妃英理有自己的事業忙碌,生活上有兒子陪伴,唯一擔心就是不成熟的女兒,會被青梅竹馬偵探所侵擾。
“公生你不要像他這樣。”
說話時,手拉住兒子的胳膊,妃英理將公生牽走。
今天參加葬禮的人不算多,警視廳很多熟人都沒有見到,搜查一課的人員更是沒有,反倒曾經從警視廳離開的人員,辭職或者是退休的,來此參加葬禮的較多。
有些反常。
公生再次來到葬禮現場的進出口位置,松本小百合老師正跪坐在那,穿著黑色長裙禮服,從面部狀態觀察不是很好的樣子,全程低頭,任何人進門都是六十度鞠躬,再無其他的話語。

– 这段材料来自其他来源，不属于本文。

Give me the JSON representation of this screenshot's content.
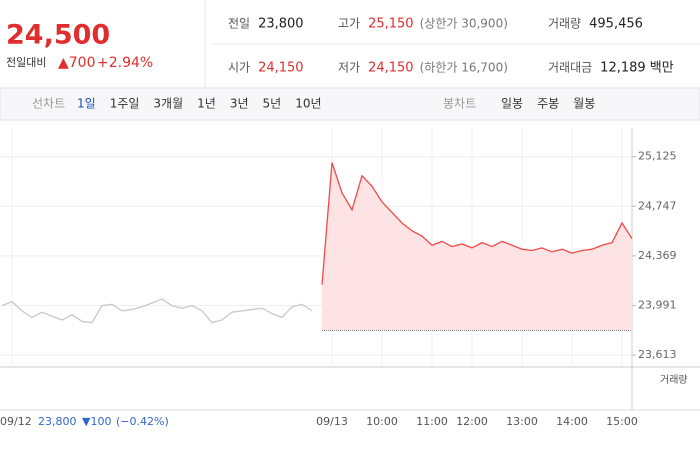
{
  "header": {
    "price": "24,500",
    "change_label": "전일대비",
    "change": "▲700",
    "change_pct": "+2.94%",
    "stats": [
      [
        "전일",
        "23,800",
        ""
      ],
      [
        "고가",
        "25,150",
        "(상한가 30,900)"
      ],
      [
        "거래량",
        "495,456",
        ""
      ],
      [
        "시가",
        "24,150",
        ""
      ],
      [
        "저가",
        "24,150",
        "(하한가 16,700)"
      ],
      [
        "거래대금",
        "12,189 백만",
        ""
      ]
    ]
  },
  "tabs": {
    "line_label": "선차트",
    "line": [
      "1일",
      "1주일",
      "3개월",
      "1년",
      "3년",
      "5년",
      "10년"
    ],
    "candle_label": "봉차트",
    "candle": [
      "일봉",
      "주봉",
      "월봉"
    ]
  },
  "footer": {
    "prev_close": "23,800",
    "prev_change": "▼100",
    "prev_pct": "(−0.42%)"
  },
  "chart_data": {
    "type": "line",
    "volume_label": "거래량",
    "categories": [
      null,
      "09/12",
      null,
      null,
      null,
      null,
      null,
      null,
      null,
      null,
      null,
      null,
      null,
      null,
      null,
      null,
      null,
      null,
      null,
      null,
      null,
      null,
      null,
      null,
      null,
      null,
      null,
      null,
      null,
      null,
      null,
      null,
      null,
      "09/13",
      null,
      null,
      null,
      null,
      "10:00",
      null,
      null,
      null,
      null,
      "11:00",
      null,
      null,
      null,
      "12:00",
      null,
      null,
      null,
      null,
      "13:00",
      null,
      null,
      null,
      null,
      "14:00",
      null,
      null,
      null,
      null,
      "15:00",
      null
    ],
    "series": [
      {
        "color": "#c8c8c8",
        "values": [
          23990,
          24020,
          23950,
          23900,
          23940,
          23910,
          23880,
          23920,
          23870,
          23860,
          23990,
          24000,
          23950,
          23960,
          23980,
          24010,
          24040,
          23990,
          23970,
          23990,
          23950,
          23860,
          23880,
          23940,
          23950,
          23960,
          23970,
          23930,
          23900,
          23980,
          24000,
          23950,
          null,
          null,
          null,
          null,
          null,
          null,
          null,
          null,
          null,
          null,
          null,
          null,
          null,
          null,
          null,
          null,
          null,
          null,
          null,
          null,
          null,
          null,
          null,
          null,
          null,
          null,
          null,
          null,
          null,
          null,
          null,
          null
        ]
      },
      {
        "color": "#ef4a4a",
        "fill": "#fde3e3",
        "values": [
          null,
          null,
          null,
          null,
          null,
          null,
          null,
          null,
          null,
          null,
          null,
          null,
          null,
          null,
          null,
          null,
          null,
          null,
          null,
          null,
          null,
          null,
          null,
          null,
          null,
          null,
          null,
          null,
          null,
          null,
          null,
          null,
          24150,
          25080,
          24850,
          24720,
          24980,
          24900,
          24780,
          24700,
          24620,
          24560,
          24520,
          24450,
          24480,
          24440,
          24460,
          24430,
          24470,
          24440,
          24480,
          24450,
          24420,
          24410,
          24430,
          24400,
          24420,
          24390,
          24410,
          24420,
          24450,
          24470,
          24620,
          24500
        ]
      }
    ],
    "baseline": 23800,
    "ylim": [
      23522,
      25344
    ],
    "yticks": [
      {
        "value": 23613,
        "label": "23,613"
      },
      {
        "value": 23991,
        "label": "23,991"
      },
      {
        "value": 24369,
        "label": "24,369"
      },
      {
        "value": 24747,
        "label": "24,747"
      },
      {
        "value": 25125,
        "label": "25,125"
      }
    ],
    "grid": true
  }
}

也能理解,松本夫人很早離世,現在松本清長也殉職,這個世界上只留下她一人。
“”
似乎還有些耐人尋味的東西。
公生能夠感覺出來,今天的葬禮沒有自己看到的那么簡單。
分神在網絡世界尋找答案。
“松本老師看起來好可憐。”
走出殯儀館后,園子才開口說話。
葬禮現場環境沉悶,讓性格活潑的大小姐感覺壓抑。
“聽說松本老師今年準備結婚的,沒想到遇見這種事。”
毛利蘭手扶著閨蜜的肩膀,略帶惋惜的語氣。
但說再多也沒有用,人死不能復生,今天參加葬禮也只是過場,參加完就準備回去,之后也不會有太多的交際。
初中的音樂老師而已。
現在松本清長離世,松本家在帝丹系就沒有太多話語權,除去警視廳親屬的身份,再無其他的優勢。
何況小百合是女性,守住家產不被親人奪走已是萬幸,還要提防曾經松本清長抓捕的罪犯,難保這些人會對松本小百合下手施行報復行為。
“”
谷蒸san在網絡世界找到答案了。
公生再次停下腳步,沒有隨母親、姐姐們上車離開。
“弟弟,怎么了”
第一時間注意到弟弟的反常,毛利蘭趕忙詢問對方。
“姐姐,媽媽,我想多留一會。”
既然已經知道這些事情,就沒辦法將她一個人留下來。
公生對于這位帶自己三年的班主任有些感情,不可能讓她任人欺負,何況現在的自己具備些手段。
“這是葬禮,留下來不好吧媽媽”
毛利蘭不能做主,只能將目光瞟向駕駛位上妃英理。
“去吧,之前承蒙她照顧,能幫助她就去幫助,再說我們家也不怕事。”
點頭應許公生的想法。
妃英理在帝丹這個圈子時間長,對于葬禮現場的異樣也有所察覺,恐怕也得到些風聲。
即使這樣,該幫的還是幫。
明知不可為而為之,這才是一個律師的勇敢,律政界女王從來不是怕事的主,教導兒子也就這要求。
所以他想要做什么,只要不違背人格與道義。
“媽媽,蘭姐,園子姐,我就在這里幫襯小百合老師,你們先回去吧。”
得到母后的應許,公生轉身折返回葬禮現場。
逆著人流,離開的人比來悼念的人多,出去的速度比進來的速度快。
明明是別人的葬禮,卻變成維持派系的聚會,今天來這里的人目的不純,都只想趁機認識警視廳的高官。
這無可厚非,能攀上關系就算本事。